You should conduct robust investigations of each employee’s COVID-19 case to determine it is more likely than not that employee contracted the virus at work. Exercising due diligence by taking the following steps will be beneficial in case you need to refute any claim or presumption of work-relatedness arising from a workers’ compensation claim.

  1. Thoroughly investigate each COVID-19 case in your workplace to determine if it is work-related. In assessing work-relatedness, you should:
    • ask the employee how they believe they contracted the COVID-19 illness;
    • while respecting employee privacy, discuss with the employee their work and out-of-work activities that may have led to the COVID-19 illness; and
    • review the employee’s work environment for potential SARS-CoV-2 exposure.

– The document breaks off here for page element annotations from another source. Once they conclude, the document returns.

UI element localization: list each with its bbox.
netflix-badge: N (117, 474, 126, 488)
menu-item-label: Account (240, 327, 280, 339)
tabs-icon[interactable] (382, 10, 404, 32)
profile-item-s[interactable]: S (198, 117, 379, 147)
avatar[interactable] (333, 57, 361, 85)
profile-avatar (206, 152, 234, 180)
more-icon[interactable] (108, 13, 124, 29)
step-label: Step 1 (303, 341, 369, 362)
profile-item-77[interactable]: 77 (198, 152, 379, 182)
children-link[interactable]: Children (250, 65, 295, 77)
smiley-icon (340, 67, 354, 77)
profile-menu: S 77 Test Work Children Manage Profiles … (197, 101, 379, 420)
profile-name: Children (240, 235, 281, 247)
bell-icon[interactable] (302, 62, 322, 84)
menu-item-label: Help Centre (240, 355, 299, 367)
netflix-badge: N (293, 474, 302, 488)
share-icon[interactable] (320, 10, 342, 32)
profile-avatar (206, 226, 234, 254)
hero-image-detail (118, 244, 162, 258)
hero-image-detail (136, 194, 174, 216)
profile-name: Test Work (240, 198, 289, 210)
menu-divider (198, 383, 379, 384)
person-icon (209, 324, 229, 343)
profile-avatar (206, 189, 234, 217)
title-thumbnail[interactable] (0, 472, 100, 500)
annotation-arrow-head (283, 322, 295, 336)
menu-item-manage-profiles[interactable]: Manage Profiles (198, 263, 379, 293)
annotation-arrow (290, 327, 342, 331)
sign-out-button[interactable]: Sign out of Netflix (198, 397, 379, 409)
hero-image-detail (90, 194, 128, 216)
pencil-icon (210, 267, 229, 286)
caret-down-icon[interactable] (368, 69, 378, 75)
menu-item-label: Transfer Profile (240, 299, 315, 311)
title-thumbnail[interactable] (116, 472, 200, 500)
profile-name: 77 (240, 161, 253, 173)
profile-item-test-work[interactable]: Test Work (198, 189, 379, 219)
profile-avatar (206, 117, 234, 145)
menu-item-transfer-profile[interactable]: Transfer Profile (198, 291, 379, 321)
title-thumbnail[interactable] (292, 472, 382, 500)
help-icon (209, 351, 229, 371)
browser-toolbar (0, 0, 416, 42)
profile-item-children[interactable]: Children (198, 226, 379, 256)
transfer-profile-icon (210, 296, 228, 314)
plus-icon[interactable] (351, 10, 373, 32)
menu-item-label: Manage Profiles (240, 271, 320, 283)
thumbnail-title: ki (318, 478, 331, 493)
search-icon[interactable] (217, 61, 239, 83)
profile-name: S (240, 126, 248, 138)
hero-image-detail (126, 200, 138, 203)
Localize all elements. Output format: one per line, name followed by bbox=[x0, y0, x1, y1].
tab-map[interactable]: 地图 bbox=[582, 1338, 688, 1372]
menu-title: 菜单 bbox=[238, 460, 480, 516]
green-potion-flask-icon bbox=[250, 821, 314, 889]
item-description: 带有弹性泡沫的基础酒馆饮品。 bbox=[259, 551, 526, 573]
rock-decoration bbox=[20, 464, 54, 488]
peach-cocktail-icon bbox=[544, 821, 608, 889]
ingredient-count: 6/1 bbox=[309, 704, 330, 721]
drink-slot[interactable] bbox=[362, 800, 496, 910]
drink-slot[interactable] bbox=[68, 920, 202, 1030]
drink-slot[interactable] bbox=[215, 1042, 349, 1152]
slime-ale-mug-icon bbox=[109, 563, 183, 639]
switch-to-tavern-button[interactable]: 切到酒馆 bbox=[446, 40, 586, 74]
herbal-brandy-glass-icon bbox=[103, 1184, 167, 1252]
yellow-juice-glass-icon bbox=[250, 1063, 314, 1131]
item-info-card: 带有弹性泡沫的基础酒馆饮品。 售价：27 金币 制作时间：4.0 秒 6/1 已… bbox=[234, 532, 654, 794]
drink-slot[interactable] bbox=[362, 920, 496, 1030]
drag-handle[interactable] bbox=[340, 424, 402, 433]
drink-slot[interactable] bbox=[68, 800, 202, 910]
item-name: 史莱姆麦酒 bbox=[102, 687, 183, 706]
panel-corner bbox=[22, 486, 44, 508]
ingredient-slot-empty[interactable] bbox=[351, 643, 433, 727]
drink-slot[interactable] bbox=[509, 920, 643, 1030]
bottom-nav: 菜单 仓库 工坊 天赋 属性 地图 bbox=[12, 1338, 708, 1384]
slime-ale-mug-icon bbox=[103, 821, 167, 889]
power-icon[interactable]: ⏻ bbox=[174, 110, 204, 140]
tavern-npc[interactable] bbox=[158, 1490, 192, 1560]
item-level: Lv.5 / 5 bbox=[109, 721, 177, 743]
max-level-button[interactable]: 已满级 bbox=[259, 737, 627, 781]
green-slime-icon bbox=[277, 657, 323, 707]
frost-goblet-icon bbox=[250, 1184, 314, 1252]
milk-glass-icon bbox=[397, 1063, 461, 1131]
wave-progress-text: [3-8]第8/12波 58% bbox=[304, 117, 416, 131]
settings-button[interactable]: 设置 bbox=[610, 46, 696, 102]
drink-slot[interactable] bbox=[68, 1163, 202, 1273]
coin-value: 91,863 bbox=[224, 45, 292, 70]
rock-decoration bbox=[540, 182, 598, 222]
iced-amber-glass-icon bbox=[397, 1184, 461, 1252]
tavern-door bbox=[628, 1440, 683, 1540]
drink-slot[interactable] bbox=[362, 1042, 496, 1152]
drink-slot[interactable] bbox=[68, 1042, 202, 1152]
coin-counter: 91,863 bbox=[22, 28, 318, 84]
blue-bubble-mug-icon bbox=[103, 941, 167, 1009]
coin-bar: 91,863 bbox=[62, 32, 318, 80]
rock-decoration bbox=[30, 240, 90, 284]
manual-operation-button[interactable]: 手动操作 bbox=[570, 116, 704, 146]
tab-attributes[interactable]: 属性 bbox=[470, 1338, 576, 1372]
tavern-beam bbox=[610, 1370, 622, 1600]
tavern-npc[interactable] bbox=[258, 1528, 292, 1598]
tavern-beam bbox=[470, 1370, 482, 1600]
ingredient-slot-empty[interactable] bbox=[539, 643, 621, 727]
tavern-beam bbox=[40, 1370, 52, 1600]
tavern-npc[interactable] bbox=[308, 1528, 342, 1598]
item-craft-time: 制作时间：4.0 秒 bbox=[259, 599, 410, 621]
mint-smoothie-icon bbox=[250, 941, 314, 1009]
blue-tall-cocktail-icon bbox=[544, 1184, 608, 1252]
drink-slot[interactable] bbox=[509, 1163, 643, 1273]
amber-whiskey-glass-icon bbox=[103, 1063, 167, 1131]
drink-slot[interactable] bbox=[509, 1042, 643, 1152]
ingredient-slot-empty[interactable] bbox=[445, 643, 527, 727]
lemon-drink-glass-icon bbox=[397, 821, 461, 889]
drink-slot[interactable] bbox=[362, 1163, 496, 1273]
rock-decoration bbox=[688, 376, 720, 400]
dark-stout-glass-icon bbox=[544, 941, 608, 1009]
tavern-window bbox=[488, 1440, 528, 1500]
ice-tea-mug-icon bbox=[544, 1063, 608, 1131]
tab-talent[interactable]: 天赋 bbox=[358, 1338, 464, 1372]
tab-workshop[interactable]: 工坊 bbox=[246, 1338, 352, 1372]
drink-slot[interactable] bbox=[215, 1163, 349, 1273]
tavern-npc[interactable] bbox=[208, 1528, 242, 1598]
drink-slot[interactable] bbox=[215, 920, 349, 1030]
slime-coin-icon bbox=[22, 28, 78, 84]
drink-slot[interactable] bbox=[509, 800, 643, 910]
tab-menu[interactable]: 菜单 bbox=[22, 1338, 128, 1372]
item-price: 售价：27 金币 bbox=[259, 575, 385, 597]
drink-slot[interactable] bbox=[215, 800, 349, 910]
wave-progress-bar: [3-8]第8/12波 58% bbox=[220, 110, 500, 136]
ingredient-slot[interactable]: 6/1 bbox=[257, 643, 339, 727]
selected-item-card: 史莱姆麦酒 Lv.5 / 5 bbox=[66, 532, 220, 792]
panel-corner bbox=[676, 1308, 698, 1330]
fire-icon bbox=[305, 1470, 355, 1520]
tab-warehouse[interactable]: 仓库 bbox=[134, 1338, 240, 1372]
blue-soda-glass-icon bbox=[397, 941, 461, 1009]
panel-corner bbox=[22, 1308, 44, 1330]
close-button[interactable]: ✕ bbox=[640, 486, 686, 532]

According to OSHA, an employee’s COVID-19 illness is likely not work-related if they, outside the workplace, closely and frequently associate with someone (e.g., a family member, significant other, or close friend) who (1) has COVID-19; (2) is not a coworker, and (3) exposes the employee during the period in which the individual is likely infectious;
  2. You should only record cases on the OSHA 300 Log if, after conducting the investigation, these factors weigh in favor of a work-related finding. In doing so, you should understand the potential ramifications of such finding.
  3. Even if you determined previously it was more likely than not that exposure in the workplace caused a case of COVID-19 previously, in workers’ compensation (or other cases), you should continue to explore and highlight the fact that the risk of contraction is anywhere. This would include noting the prevalence of “community spread” of COVID-19 when the employee contracted the virus and providing any additional or new information gathered since making the initial work-related determination; and
  4. Update your OSHA 300 logs to remove non work-related cases. Under OSHA’s 300 log retention regulations, you must update your 300 logs for a period of five years. If the description or outcome of a case changes, you need to remove or line out the original entry and enter the new information. Thus, if you later learn a previously recorded COVID-19 was not actually work-related, you can strike through that entry on your OSHA 300 log.

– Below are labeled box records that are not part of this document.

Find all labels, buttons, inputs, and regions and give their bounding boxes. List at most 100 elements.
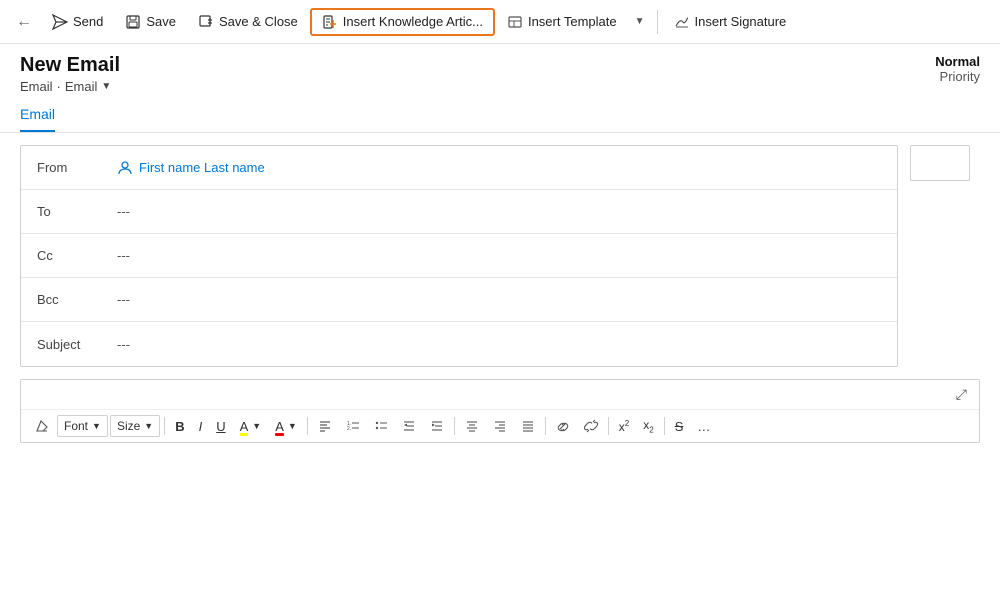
form-row-to: To ---: [21, 190, 897, 234]
form-row-bcc: Bcc ---: [21, 278, 897, 322]
insert-signature-button[interactable]: Insert Signature: [664, 10, 797, 34]
main-content: From First name Last name To --- Cc --- …: [0, 133, 1000, 379]
cc-label: Cc: [37, 248, 117, 263]
subtitle-dropdown-arrow[interactable]: ▼: [101, 81, 111, 92]
align-justify-button[interactable]: [515, 415, 541, 437]
unlink-icon: [584, 419, 598, 433]
svg-text:2.: 2.: [347, 426, 351, 432]
editor-top-bar: ⤢: [21, 380, 979, 410]
expand-button[interactable]: ⤢: [952, 384, 971, 405]
align-right-icon: [493, 419, 507, 433]
subject-label: Subject: [37, 337, 117, 352]
page-title: New Email: [20, 54, 120, 77]
insert-knowledge-button[interactable]: Insert Knowledge Artic...: [310, 8, 495, 36]
form-row-subject: Subject ---: [21, 322, 897, 366]
align-right-button[interactable]: [487, 415, 513, 437]
superscript-button[interactable]: x2: [613, 415, 635, 438]
ordered-list-button[interactable]: 1. 2.: [340, 415, 366, 437]
editor-divider-4: [545, 417, 546, 435]
side-panel-box: [910, 145, 970, 181]
strikethrough-icon: S: [675, 419, 684, 434]
indent-decrease-icon: [402, 419, 416, 433]
size-dropdown-arrow: ▼: [144, 421, 153, 431]
ordered-list-icon: 1. 2.: [346, 419, 360, 433]
bcc-value[interactable]: ---: [117, 292, 130, 307]
link-icon: [556, 419, 570, 433]
indent-decrease-button[interactable]: [396, 415, 422, 437]
send-icon: [52, 14, 68, 30]
subtitle-link[interactable]: Email: [65, 79, 98, 94]
editor-divider-2: [307, 417, 308, 435]
eraser-icon: [35, 419, 49, 433]
editor-divider-5: [608, 417, 609, 435]
superscript-icon: x2: [619, 419, 629, 434]
editor-divider-1: [164, 417, 165, 435]
subscript-button[interactable]: x2: [637, 414, 659, 438]
more-button[interactable]: …: [691, 415, 716, 438]
editor-container: ⤢ Font ▼ Size ▼ B I: [20, 379, 980, 443]
unlink-button[interactable]: [578, 415, 604, 437]
page-priority: Normal Priority: [935, 54, 980, 84]
unordered-list-button[interactable]: [368, 415, 394, 437]
email-form: From First name Last name To --- Cc --- …: [20, 145, 898, 367]
eraser-button[interactable]: [29, 415, 55, 437]
cc-value[interactable]: ---: [117, 248, 130, 263]
to-value[interactable]: ---: [117, 204, 130, 219]
save-close-icon: [198, 14, 214, 30]
italic-button[interactable]: I: [193, 415, 209, 438]
highlight-button[interactable]: A ▼: [234, 415, 268, 438]
page-header: New Email Email · Email ▼ Normal Priorit…: [0, 44, 1000, 98]
editor-divider-3: [454, 417, 455, 435]
insert-signature-icon: [674, 14, 690, 30]
page-subtitle: Email · Email ▼: [20, 79, 120, 94]
to-label: To: [37, 204, 117, 219]
indent-increase-button[interactable]: [424, 415, 450, 437]
side-panel: [910, 145, 980, 367]
back-button[interactable]: ←: [8, 6, 40, 38]
save-close-button[interactable]: Save & Close: [188, 10, 308, 34]
editor-divider-6: [664, 417, 665, 435]
subtitle-separator: ·: [57, 79, 61, 94]
priority-sub: Priority: [935, 69, 980, 84]
tab-email[interactable]: Email: [20, 98, 55, 132]
indent-increase-icon: [430, 419, 444, 433]
strikethrough-button[interactable]: S: [669, 415, 690, 438]
font-color-button[interactable]: A ▼: [269, 415, 303, 438]
save-icon: [125, 14, 141, 30]
insert-template-button[interactable]: Insert Template: [497, 10, 627, 34]
subject-value[interactable]: ---: [117, 337, 130, 352]
editor-toolbar: Font ▼ Size ▼ B I U A ▼: [21, 410, 979, 442]
align-center-button[interactable]: [459, 415, 485, 437]
font-color-icon: A: [275, 419, 284, 434]
unordered-list-icon: [374, 419, 388, 433]
toolbar-dropdown-button[interactable]: ▼: [629, 12, 651, 31]
highlight-icon: A: [240, 419, 249, 434]
align-justify-icon: [521, 419, 535, 433]
insert-template-icon: [507, 14, 523, 30]
tab-bar: Email: [0, 98, 1000, 133]
more-icon: …: [697, 419, 710, 434]
toolbar-divider: [657, 10, 658, 34]
user-icon: [117, 160, 133, 176]
align-left-button[interactable]: [312, 415, 338, 437]
bcc-label: Bcc: [37, 292, 117, 307]
priority-label: Normal: [935, 54, 980, 69]
form-row-cc: Cc ---: [21, 234, 897, 278]
font-select[interactable]: Font ▼: [57, 415, 108, 437]
send-button[interactable]: Send: [42, 10, 113, 34]
font-dropdown-arrow: ▼: [92, 421, 101, 431]
subtitle-prefix: Email: [20, 79, 53, 94]
save-button[interactable]: Save: [115, 10, 186, 34]
underline-button[interactable]: U: [210, 415, 231, 438]
form-row-from: From First name Last name: [21, 146, 897, 190]
align-left-icon: [318, 419, 332, 433]
bold-button[interactable]: B: [169, 415, 190, 438]
size-select[interactable]: Size ▼: [110, 415, 160, 437]
subscript-icon: x2: [643, 418, 653, 434]
main-toolbar: ← Send Save Save & Close: [0, 0, 1000, 44]
from-value[interactable]: First name Last name: [117, 160, 265, 176]
align-center-icon: [465, 419, 479, 433]
from-label: From: [37, 160, 117, 175]
link-button[interactable]: [550, 415, 576, 437]
insert-knowledge-icon: [322, 14, 338, 30]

COVID-19 cases recorded on OSHA 300 logs may not definitively indicate whether an employee is entitled to workers’ compensation, but the 300 logs can be used as evidence to support a work-related determination. This is especially significant in states where legal presumptions for COVID-19 have been made. 

While respecting employee privacy, you should thoroughly examine exposure in the workplace and explore and highlight the risks of contraction anywhere.